- Unigray Unigray's location in Gauteng
- Coordinates: 26°14′30″S 28°02′27″E﻿ / ﻿26.24167°S 28.04083°E
- Country: South Africa
- Province: Gauteng
- City: Johannesburg

Area
- • Total: 0.32 km^{2} (0.1 sq mi)

Population (2011)
- • Total: 1,319
- • Density: 4,122/km^{2} (10,675.9/sq mi)

Races
- • White: 28.9%
- • Asian: 2.6%
- • Cape Coloured: 10.9%
- • Black: 57.5%
- • Other: 0.2%

Languages
- • Afrikaans: 32.4%
- • Zulu: 18.8%
- • English: 14.3%
- • Other: 34.6%

= Unigray =

Unigray is a suburb of Johannesburg, South Africa, around 6 km southeast of City Hall. It lies north of Queenshaven, east of Elladoone, and west of Electron.

== History ==
Unigray is on the western border of Klipriviersberg and Elandsfontein, both once owned by field cornet Jan Meyer). Founded in 1956, it was the last township to emerge on this farm, where Regents Park was the first back in 1904. The name comes from the Union Greyhound Racing Association, though why "grey" was misspelled "gray" is unclear.

== Sources ==
- Potgieter, D.J. (ed.) (1972).

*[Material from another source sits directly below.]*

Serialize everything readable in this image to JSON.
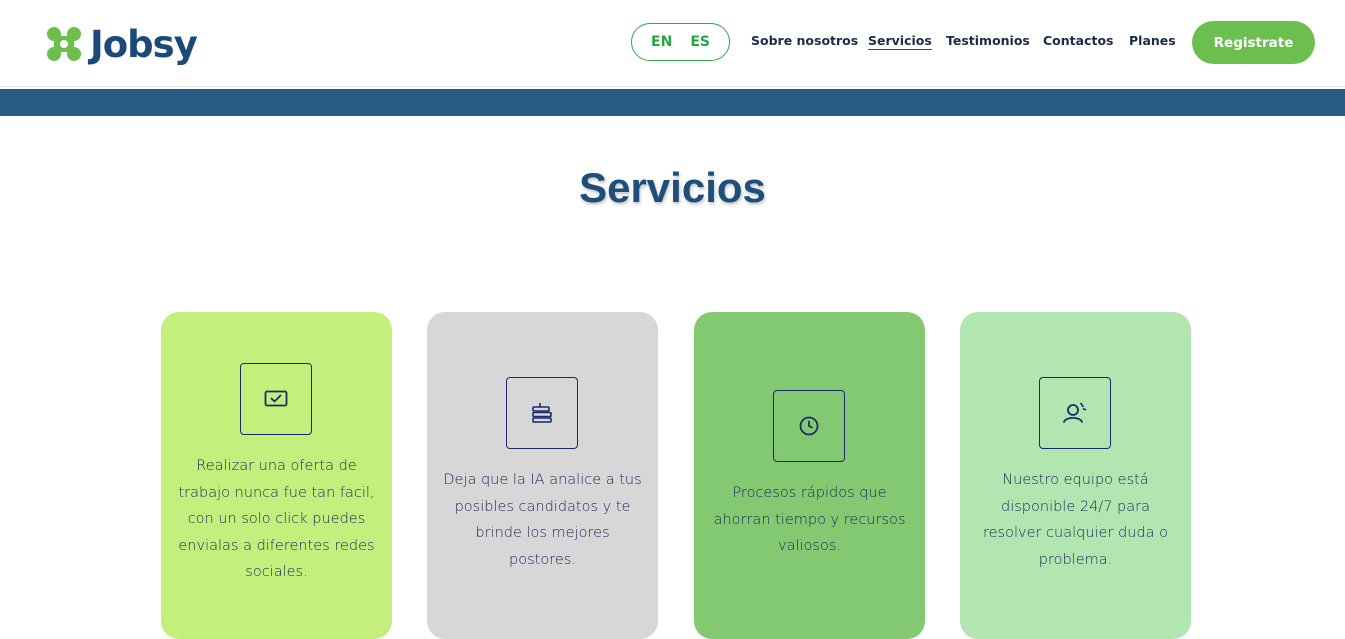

Standard Encyclopaedia of Southern Africa. Cape Town: Nasionale Opvoedkundige Uitgewery (Nasou).
- Raper, Peter Edmund (2004). New Dictionary of South African Place Names. Johannesburg/Cape Town: Jonathan Ball Publishers.
- Stals, Prof. Dr. E.L.P (ed.) (1978). Afrikaners in die Goudstad, vol. 1: 1886 - 1924. Cape Town/Pretoria: HAUM.